Vernissage

Charlotte lädt zur Vernissage. Montag, 18 Uhr, für Getränke und Häppchen ist gesorgt. Ich plane diesen Termin ein, bette ihn zwischen Arbeitsende und Sofa. Schnell geduscht, frisches Hemd und Deo. Im Auto noch mal auf WhatsApp die Einladung gelesen: Montag, 16 Uhr in Oeversee im Akademieweg 6. Na, toll. 16 Uhr nicht 18 Uhr, Butschkow, du Trottel. Aber die 6 und die 8 sind sich optisch sehr verwandt, entschuldige ich mich selber.
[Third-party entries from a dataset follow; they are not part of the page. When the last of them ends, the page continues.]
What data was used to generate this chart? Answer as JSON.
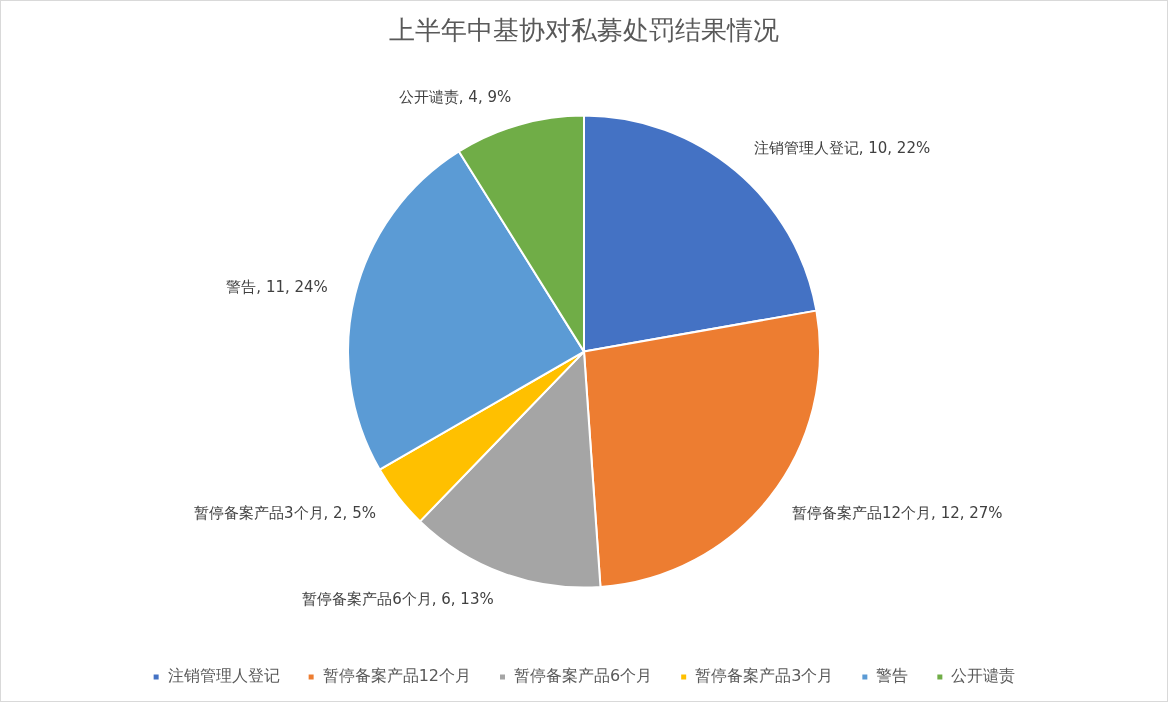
{
  "chart_data": {
    "type": "pie",
    "title": "上半年中基协对私募处罚结果情况",
    "categories": [
      "注销管理人登记",
      "暂停备案产品12个月",
      "暂停备案产品6个月",
      "暂停备案产品3个月",
      "警告",
      "公开谴责"
    ],
    "values": [
      10,
      12,
      6,
      2,
      11,
      4
    ],
    "colors": [
      "#4472c4",
      "#ed7d31",
      "#a5a5a5",
      "#ffc000",
      "#5b9bd5",
      "#70ad47"
    ],
    "value_labels": [
      "注销管理人登记, 10, 22%",
      "暂停备案产品12个月, 12, 27%",
      "暂停备案产品6个月, 6, 13%",
      "暂停备案产品3个月, 2, 5%",
      "警告, 11, 24%",
      "公开谴责, 4, 9%"
    ],
    "legend": "bottom"
  }
}
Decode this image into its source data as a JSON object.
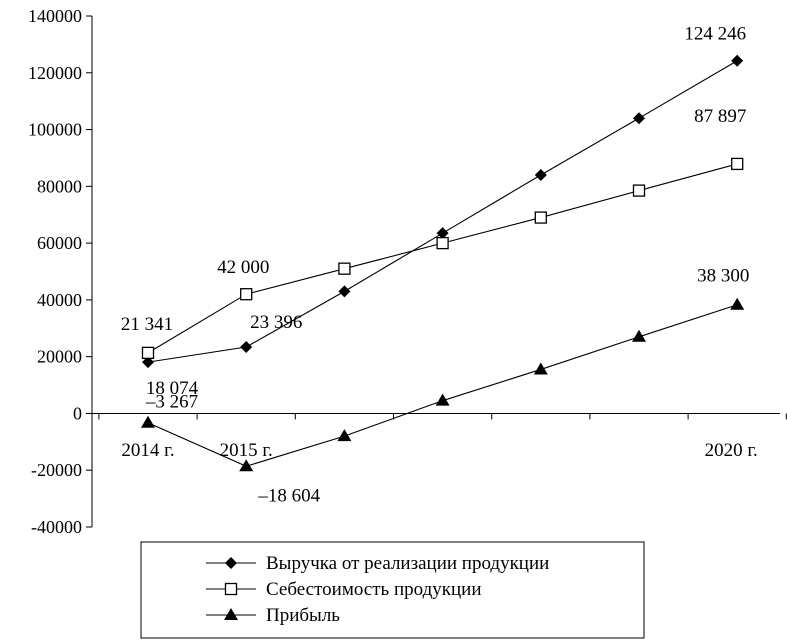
{
  "chart_data": {
    "type": "line",
    "title": "",
    "xlabel": "",
    "ylabel": "",
    "ylim": [
      -40000,
      140000
    ],
    "y_ticks": [
      {
        "value": 140000,
        "label": "140000"
      },
      {
        "value": 120000,
        "label": "120000"
      },
      {
        "value": 100000,
        "label": "100000"
      },
      {
        "value": 80000,
        "label": "80000"
      },
      {
        "value": 60000,
        "label": "60000"
      },
      {
        "value": 40000,
        "label": "40000"
      },
      {
        "value": 20000,
        "label": "20000"
      },
      {
        "value": 0,
        "label": "0"
      },
      {
        "value": -20000,
        "label": "-20000"
      },
      {
        "value": -40000,
        "label": "-40000"
      }
    ],
    "categories": [
      "2014 г.",
      "2015 г.",
      "",
      "",
      "",
      "",
      "2020 г."
    ],
    "grid": false,
    "legend_position": "bottom",
    "series": [
      {
        "name": "Выручка от реализации продукции",
        "marker": "diamond-filled",
        "color": "#000000",
        "values": [
          18074,
          23396,
          43000,
          63500,
          84000,
          104000,
          124246
        ]
      },
      {
        "name": "Себестоимость продукции",
        "marker": "square-open",
        "color": "#000000",
        "values": [
          21341,
          42000,
          51000,
          60000,
          69000,
          78500,
          87897
        ]
      },
      {
        "name": "Прибыль",
        "marker": "triangle-filled",
        "color": "#000000",
        "values": [
          -3267,
          -18604,
          -8000,
          4500,
          15500,
          27000,
          38300
        ]
      }
    ],
    "data_labels": [
      {
        "series": 0,
        "index": 0,
        "text": "18 074"
      },
      {
        "series": 0,
        "index": 1,
        "text": "23 396"
      },
      {
        "series": 0,
        "index": 6,
        "text": "124 246"
      },
      {
        "series": 1,
        "index": 0,
        "text": "21 341"
      },
      {
        "series": 1,
        "index": 1,
        "text": "42 000"
      },
      {
        "series": 1,
        "index": 6,
        "text": "87 897"
      },
      {
        "series": 2,
        "index": 0,
        "text": "–3 267"
      },
      {
        "series": 2,
        "index": 1,
        "text": "–18 604"
      },
      {
        "series": 2,
        "index": 6,
        "text": "38 300"
      }
    ]
  }
}
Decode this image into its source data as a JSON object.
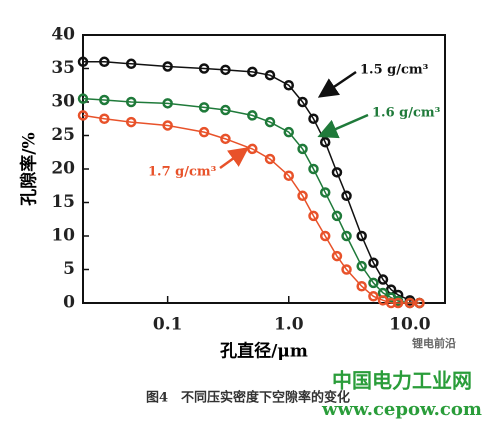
{
  "chart_data": {
    "type": "line",
    "y_label": "孔隙率/%",
    "x_label": "孔直径/μm",
    "caption": "图4　不同压实密度下空隙率的变化",
    "watermarks": [
      "锂电前沿",
      "中国电力工业网",
      "www.cepow.com"
    ],
    "log_x": true,
    "xlim": [
      0.02,
      19.5
    ],
    "xticks": [
      0.1,
      {
        "value": 1,
        "label": "1.0"
      },
      {
        "value": 10,
        "label": "10.0"
      }
    ],
    "ylim": [
      0,
      40
    ],
    "yticks": [
      0,
      5,
      10,
      15,
      20,
      25,
      30,
      35,
      40
    ],
    "x": [
      0.02,
      0.03,
      0.05,
      0.1,
      0.2,
      0.3,
      0.5,
      0.7,
      1,
      1.3,
      1.6,
      2,
      2.5,
      3,
      4,
      5,
      6,
      7,
      8,
      10,
      12
    ],
    "series": [
      {
        "name": "1.5 g/cm³",
        "color": "#111111",
        "values": [
          36,
          36,
          35.7,
          35.3,
          35,
          34.8,
          34.5,
          34,
          32.5,
          30,
          27.5,
          24,
          19.5,
          16,
          10,
          6,
          3.5,
          2,
          1.2,
          0.4,
          0
        ]
      },
      {
        "name": "1.6 g/cm³",
        "color": "#1f7a3a",
        "values": [
          30.5,
          30.3,
          30,
          29.8,
          29.2,
          28.8,
          28,
          27,
          25.5,
          23,
          20,
          16.5,
          13,
          10,
          5.5,
          3,
          1.5,
          0.8,
          0.3,
          0,
          0
        ]
      },
      {
        "name": "1.7 g/cm³",
        "color": "#e8522a",
        "values": [
          28,
          27.5,
          27,
          26.5,
          25.5,
          24.5,
          23,
          21.5,
          19,
          16,
          13,
          10,
          7,
          5,
          2.5,
          1,
          0.4,
          0,
          0,
          0,
          0
        ]
      }
    ]
  }
}
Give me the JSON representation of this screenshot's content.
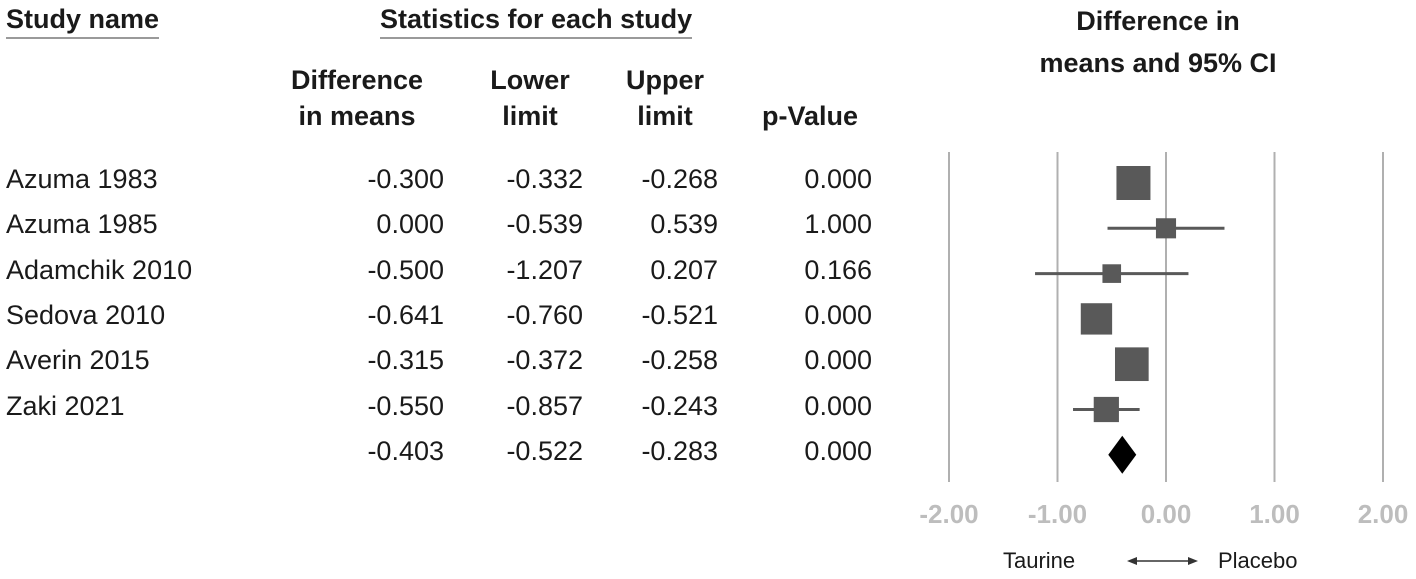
{
  "header": {
    "study_name": "Study name",
    "statistics": "Statistics for each study",
    "forest_title_line1": "Difference in",
    "forest_title_line2": "means and 95% CI"
  },
  "columns": {
    "diff": [
      "Difference",
      "in means"
    ],
    "lower": [
      "Lower",
      "limit"
    ],
    "upper": [
      "Upper",
      "limit"
    ],
    "p": [
      "",
      "p-Value"
    ]
  },
  "chart_data": {
    "type": "forest",
    "xlim": [
      -2.0,
      2.0
    ],
    "ticks": [
      "-2.00",
      "-1.00",
      "0.00",
      "1.00",
      "2.00"
    ],
    "tick_values": [
      -2,
      -1,
      0,
      1,
      2
    ],
    "studies": [
      {
        "name": "Azuma 1983",
        "diff": "-0.300",
        "lower": "-0.332",
        "upper": "-0.268",
        "p": "0.000",
        "est": -0.3,
        "lo": -0.332,
        "hi": -0.268,
        "weight": 1.0
      },
      {
        "name": "Azuma 1985",
        "diff": "0.000",
        "lower": "-0.539",
        "upper": "0.539",
        "p": "1.000",
        "est": 0.0,
        "lo": -0.539,
        "hi": 0.539,
        "weight": 0.35
      },
      {
        "name": "Adamchik 2010",
        "diff": "-0.500",
        "lower": "-1.207",
        "upper": "0.207",
        "p": "0.166",
        "est": -0.5,
        "lo": -1.207,
        "hi": 0.207,
        "weight": 0.3
      },
      {
        "name": "Sedova 2010",
        "diff": "-0.641",
        "lower": "-0.760",
        "upper": "-0.521",
        "p": "0.000",
        "est": -0.641,
        "lo": -0.76,
        "hi": -0.521,
        "weight": 0.85
      },
      {
        "name": "Averin 2015",
        "diff": "-0.315",
        "lower": "-0.372",
        "upper": "-0.258",
        "p": "0.000",
        "est": -0.315,
        "lo": -0.372,
        "hi": -0.258,
        "weight": 0.98
      },
      {
        "name": "Zaki 2021",
        "diff": "-0.550",
        "lower": "-0.857",
        "upper": "-0.243",
        "p": "0.000",
        "est": -0.55,
        "lo": -0.857,
        "hi": -0.243,
        "weight": 0.55
      }
    ],
    "summary": {
      "name": "",
      "diff": "-0.403",
      "lower": "-0.522",
      "upper": "-0.283",
      "p": "0.000",
      "est": -0.403,
      "lo": -0.522,
      "hi": -0.283
    },
    "direction_left": "Taurine",
    "direction_right": "Placebo",
    "colors": {
      "marker": "#595959",
      "summary": "#000000",
      "gridline": "#b0b0b0",
      "tick": "#bdbdbd"
    }
  }
}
Wenn ich bisschen Tempo mache, bin ich pünktlich um 18 Uhr zu den Abschiedsworten da, vielleicht ist noch ein Fischbrötchen übrig und die Künstlerin versöhnungsfähig. Ich gebe die Adresse in meinen Bordcomputer ein und bin schon auf der Straße. Gegen 17:45 Uhr nähere ich mich meinem Ziel. Frau Navi meint, ich soll jetzt weiter geradeaus fahren, mach ich aber nicht, ich biege lieber rechts ab und folge ganz traditionell, so wie früher, einem offiziellen Hinweisschild nach „Oeversee“. Madame schweigt verdutzt. Ich liebte es schon immer, Frauen mit unerwarteten Handlungen zu verwirren. Endlich hat sie begriffen: „Bitte vier Kilometer geradeaus.“ Nach drei Kilometern ist die Straße wegen Bauarbeiten komplett gesperrt. Na bravo. Ich biege scharf links ab und warte auf neue Instruktionen – und endlich kommen sie: „Hundert Meter halb rechts…nach fünfzig Metern rechts….links…rechts…halb rechts…scharf links…geradeaus…nach hundert Metern…“

Ich durchquere Wohnsiedlungen, Bauernhöfe, passiere Kreuzungen, kleine Brücken, folge brav ihrem „Bitte wenden“, erreiche manche Stellen zum zweiten, mitunter zum dritten Mal, erkenne inzwischen Häuser, Gärten und Garagen wieder, sogar Menschen, die langsam auf mich aufmerksam geworden sind und mir ein fröhliches „Moin-Moin!“ zuwinken. Jetzt wäre die Chance neue Freundschaften zu schließen, aber ich muss dringend zu Charlotte.

Es ist bereits 18:35 Uhr und ich kreise, irgendwo im Nirgendwo, irregeleitet von einer digitalen Leitwölfin um einen imaginären Veranstaltungsort und verfahre flüssiges Gold, sprich kostbares Benzin. Um 18:45 Uhr – eine Oma in einer verkehrsberuhigten Zone zeigt mir ihren knochigen Stinkefinger – gebe ich auf. Ich will nach Hause, entbinde Frau Navi mit einem Tastenbefehl ihrer Aufgabe und halte mich in Richtung Westen. Dort werde ich irgendwann mal gewiss auf die Küste, und damit auf mein Heimatdorf stoßen. Um 19:25 Uhr bin ich wieder zu Hause. Zehn Minuten später ruft mich Charlotte an und fragt, warum ich nicht gekommen bin. „Wie? Was? War das heute?“ frage ich sie. Mit der Wahrheit hätte ich noch blöder dagestanden.